A brief foray into IndyCars didn’t provide Jan with much success, but it was in sports cars where he finally achieved some success. Undoubtedly his greatest triumph came at the 1988 Le Mans 24 Hours where he, along with Johnny Dumfries and Andy Wallace, broke the Porsche stranglehold on the event, winning in the Silk Cut TWR Jaguar after driving for 13 of the 24 hours of the race, all with a broken gearbox!
For this incredible feat – it was Jaguar’s first Le Mans win since 1957 – Jan was awarded a BRDC Honorary Membership, a title rarely awarded to non-British citizens. Lammers would also win the 1990 24 Hours of Daytona in a Jaguar XJR-12.

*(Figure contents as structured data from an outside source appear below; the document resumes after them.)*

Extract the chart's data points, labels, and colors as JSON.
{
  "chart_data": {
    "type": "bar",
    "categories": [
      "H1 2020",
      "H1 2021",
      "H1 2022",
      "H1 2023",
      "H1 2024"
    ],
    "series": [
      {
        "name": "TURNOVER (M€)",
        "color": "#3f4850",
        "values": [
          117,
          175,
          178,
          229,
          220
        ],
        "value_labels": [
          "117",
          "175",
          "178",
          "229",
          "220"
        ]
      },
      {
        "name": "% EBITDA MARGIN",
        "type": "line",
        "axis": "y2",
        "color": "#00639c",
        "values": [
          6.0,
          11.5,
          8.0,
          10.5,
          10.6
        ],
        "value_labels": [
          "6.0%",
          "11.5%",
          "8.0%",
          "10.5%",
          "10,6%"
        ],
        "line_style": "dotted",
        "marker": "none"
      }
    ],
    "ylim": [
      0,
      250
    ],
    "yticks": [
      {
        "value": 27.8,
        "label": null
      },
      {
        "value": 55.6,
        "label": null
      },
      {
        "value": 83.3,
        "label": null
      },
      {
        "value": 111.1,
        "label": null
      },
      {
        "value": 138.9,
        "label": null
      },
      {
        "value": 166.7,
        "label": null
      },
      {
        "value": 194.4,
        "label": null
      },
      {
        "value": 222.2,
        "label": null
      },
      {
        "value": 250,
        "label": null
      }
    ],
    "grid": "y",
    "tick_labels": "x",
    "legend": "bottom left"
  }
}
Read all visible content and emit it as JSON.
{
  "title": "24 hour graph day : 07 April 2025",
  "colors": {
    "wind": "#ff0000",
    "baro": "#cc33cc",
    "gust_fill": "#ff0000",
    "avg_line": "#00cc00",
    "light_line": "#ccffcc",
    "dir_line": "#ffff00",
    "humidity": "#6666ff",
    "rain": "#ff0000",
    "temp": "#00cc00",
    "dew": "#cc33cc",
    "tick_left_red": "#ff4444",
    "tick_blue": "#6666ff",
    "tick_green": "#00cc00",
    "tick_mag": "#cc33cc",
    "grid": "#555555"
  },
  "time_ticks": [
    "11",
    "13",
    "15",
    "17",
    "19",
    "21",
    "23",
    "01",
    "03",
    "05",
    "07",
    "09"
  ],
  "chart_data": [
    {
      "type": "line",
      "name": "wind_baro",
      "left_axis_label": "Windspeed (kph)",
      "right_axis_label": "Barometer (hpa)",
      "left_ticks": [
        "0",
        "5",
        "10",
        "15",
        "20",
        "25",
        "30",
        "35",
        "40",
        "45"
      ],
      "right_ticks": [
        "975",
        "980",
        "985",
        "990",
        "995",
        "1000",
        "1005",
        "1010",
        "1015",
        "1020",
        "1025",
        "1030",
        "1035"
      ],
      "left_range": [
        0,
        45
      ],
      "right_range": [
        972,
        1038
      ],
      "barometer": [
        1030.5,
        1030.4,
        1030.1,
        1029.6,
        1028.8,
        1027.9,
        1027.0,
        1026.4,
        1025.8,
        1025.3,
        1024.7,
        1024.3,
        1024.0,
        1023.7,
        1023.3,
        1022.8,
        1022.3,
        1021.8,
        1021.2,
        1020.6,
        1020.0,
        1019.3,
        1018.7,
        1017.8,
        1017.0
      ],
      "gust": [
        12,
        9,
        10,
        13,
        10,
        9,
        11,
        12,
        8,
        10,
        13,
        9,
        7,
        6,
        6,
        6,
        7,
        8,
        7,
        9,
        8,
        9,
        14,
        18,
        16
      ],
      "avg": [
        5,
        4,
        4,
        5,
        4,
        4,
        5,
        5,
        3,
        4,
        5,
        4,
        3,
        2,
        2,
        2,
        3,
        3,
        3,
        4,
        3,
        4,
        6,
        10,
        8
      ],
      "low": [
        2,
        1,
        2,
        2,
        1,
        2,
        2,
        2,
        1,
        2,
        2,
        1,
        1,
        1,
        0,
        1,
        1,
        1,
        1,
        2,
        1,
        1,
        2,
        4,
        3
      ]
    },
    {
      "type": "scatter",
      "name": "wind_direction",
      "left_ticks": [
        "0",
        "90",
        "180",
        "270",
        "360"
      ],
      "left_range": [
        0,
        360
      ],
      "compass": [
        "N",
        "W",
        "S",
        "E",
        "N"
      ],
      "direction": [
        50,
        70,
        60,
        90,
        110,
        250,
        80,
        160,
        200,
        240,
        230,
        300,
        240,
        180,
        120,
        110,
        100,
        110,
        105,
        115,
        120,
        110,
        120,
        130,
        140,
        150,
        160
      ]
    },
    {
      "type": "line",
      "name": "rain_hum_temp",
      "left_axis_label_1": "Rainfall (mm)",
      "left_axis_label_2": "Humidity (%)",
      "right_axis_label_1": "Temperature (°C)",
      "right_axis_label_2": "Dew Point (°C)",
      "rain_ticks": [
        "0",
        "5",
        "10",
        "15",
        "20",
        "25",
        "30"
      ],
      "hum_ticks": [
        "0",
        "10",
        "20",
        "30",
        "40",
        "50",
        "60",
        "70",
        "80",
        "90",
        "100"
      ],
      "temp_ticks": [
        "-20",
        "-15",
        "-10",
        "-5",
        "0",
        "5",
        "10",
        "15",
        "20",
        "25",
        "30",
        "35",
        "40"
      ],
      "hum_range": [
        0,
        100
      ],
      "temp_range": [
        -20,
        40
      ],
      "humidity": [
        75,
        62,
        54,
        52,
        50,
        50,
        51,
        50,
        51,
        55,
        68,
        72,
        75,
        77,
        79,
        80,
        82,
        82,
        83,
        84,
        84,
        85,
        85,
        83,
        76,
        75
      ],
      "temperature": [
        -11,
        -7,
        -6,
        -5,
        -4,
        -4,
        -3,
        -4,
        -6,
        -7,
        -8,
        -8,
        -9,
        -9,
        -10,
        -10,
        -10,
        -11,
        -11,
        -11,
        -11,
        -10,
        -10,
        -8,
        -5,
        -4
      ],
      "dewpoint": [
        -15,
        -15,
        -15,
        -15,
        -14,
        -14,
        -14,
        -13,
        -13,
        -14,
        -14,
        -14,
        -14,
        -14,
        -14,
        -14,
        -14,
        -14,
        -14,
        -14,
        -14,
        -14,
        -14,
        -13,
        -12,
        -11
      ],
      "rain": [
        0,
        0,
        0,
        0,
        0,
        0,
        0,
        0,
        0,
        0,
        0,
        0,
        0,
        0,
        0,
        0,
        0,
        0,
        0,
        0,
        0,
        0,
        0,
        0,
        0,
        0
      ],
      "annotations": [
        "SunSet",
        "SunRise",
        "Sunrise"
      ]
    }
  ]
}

Then, in late 1992, Lammers was a surprise call-up back to F1 to drive for the financially-stricken March team, some ten years after his last F1 appearance with Theodore. It remains the longest gap between Grand Prix starts in the sport’s history. Little was expected and delivered from Jan in the races in Japan and Australia, but his F1 career and that of the March team came to an end when the team collapsed at season’s end.
After F1, Jan competed in touring cars before setting up the Racing for Holland enterprise, which competed in the FIA Sportscar Championship and also acted as the group that oversaw the Team Netherlands A1 Grand Prix team, for which he was the seat-holder.